Take Cersei. Cersei isn’t stupid! She’s not. But she is kind of inept. She doesn’t pursue knowledge. She doesn’t try to learn more. She makes dumb decision after dumb decision because she acts without thinking; she doesn’t actually learn when they blow up in her face; and she doesn’t at all understand why, beyond run of the mill misogyny and her conviction that she’s smarter than everyone, people would prefer to have Tywin or Jaime in charge. That’s very different from how Arianne watches and waits and gathers information for as long as she possibly can before she does anything, how she’s politically savvy enough to understand why Lord Yronwood would prefer Quentyn as Prince of Dorne to her and wrap that into her understanding of the situation. Yes, Arianne reached the wrong conclusion. But it was a very understandable conclusion to draw from the information that she had. And because Arianne is the type of person taht’s actually capable of learning from her mistakes, experience is helping her make better decisions and better conclusions. She and Cersei are both smart, ambitious women with issues with their fathers, but Cersei could never make her redundant. That same thing holds true for every other character.

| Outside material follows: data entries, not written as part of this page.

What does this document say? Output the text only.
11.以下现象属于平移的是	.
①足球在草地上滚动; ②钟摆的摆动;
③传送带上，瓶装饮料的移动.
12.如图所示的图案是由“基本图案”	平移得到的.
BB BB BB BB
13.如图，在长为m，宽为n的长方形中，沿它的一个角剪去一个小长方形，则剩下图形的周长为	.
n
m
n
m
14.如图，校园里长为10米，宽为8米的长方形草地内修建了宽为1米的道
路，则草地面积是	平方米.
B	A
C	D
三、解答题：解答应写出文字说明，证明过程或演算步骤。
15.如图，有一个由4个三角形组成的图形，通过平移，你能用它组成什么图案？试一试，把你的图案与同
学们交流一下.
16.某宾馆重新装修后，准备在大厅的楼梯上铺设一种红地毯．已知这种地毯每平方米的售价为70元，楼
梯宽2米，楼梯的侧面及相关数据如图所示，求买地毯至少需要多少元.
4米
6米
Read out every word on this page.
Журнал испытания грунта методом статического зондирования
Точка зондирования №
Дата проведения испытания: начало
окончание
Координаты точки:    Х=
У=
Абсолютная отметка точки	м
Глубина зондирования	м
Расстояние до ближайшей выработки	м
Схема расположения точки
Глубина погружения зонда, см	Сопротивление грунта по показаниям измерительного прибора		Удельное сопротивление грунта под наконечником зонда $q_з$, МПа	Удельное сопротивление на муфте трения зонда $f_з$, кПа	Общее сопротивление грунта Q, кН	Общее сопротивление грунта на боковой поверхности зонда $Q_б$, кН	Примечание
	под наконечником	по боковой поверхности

People are always talking about how smart Tyrion is, right? But the issue there is…he thinks he’s smarter than he is. He is incapable of keeping his mouth shut when it would be the smart choice. He has to have people know how smart he is. Arianne’s intelligence doesn’t stem from a classroom. It comes from observing and experiencing, erring and fixing it. What she does is provide insight on just about every other female character in the story. She adds depth to the narrative and fills in the gaps so that the themes are fully articulated, rather than just disconnected pieces of a motif. She’s who many of the younger women could one day grow up to be. She has Sansa’s femininity and compassion, demonstrating what an adult Sansa could be like. She has Arya’s frustrations with a father that doesn’t give her the same freedoms she knows other people have. She has Cersei’s ambition, but more kindness.
The show felt hollow at many points for many, many reasons. One of those reasons was the lack of Arianne Martell. She unapologetically takes up space. She doesn’t ever try to shift blame onto other people. She’s harder on herself than anyone else could ever be. And she forces everyone else to face the fact that she matters, that people from other houses and other parts of the continent are important. It’s not just the Starks, Targaryens, and Lannisters that are important; it’s not just characters that have been around since the first book. The themes that are supposedly expressed fall flat without her.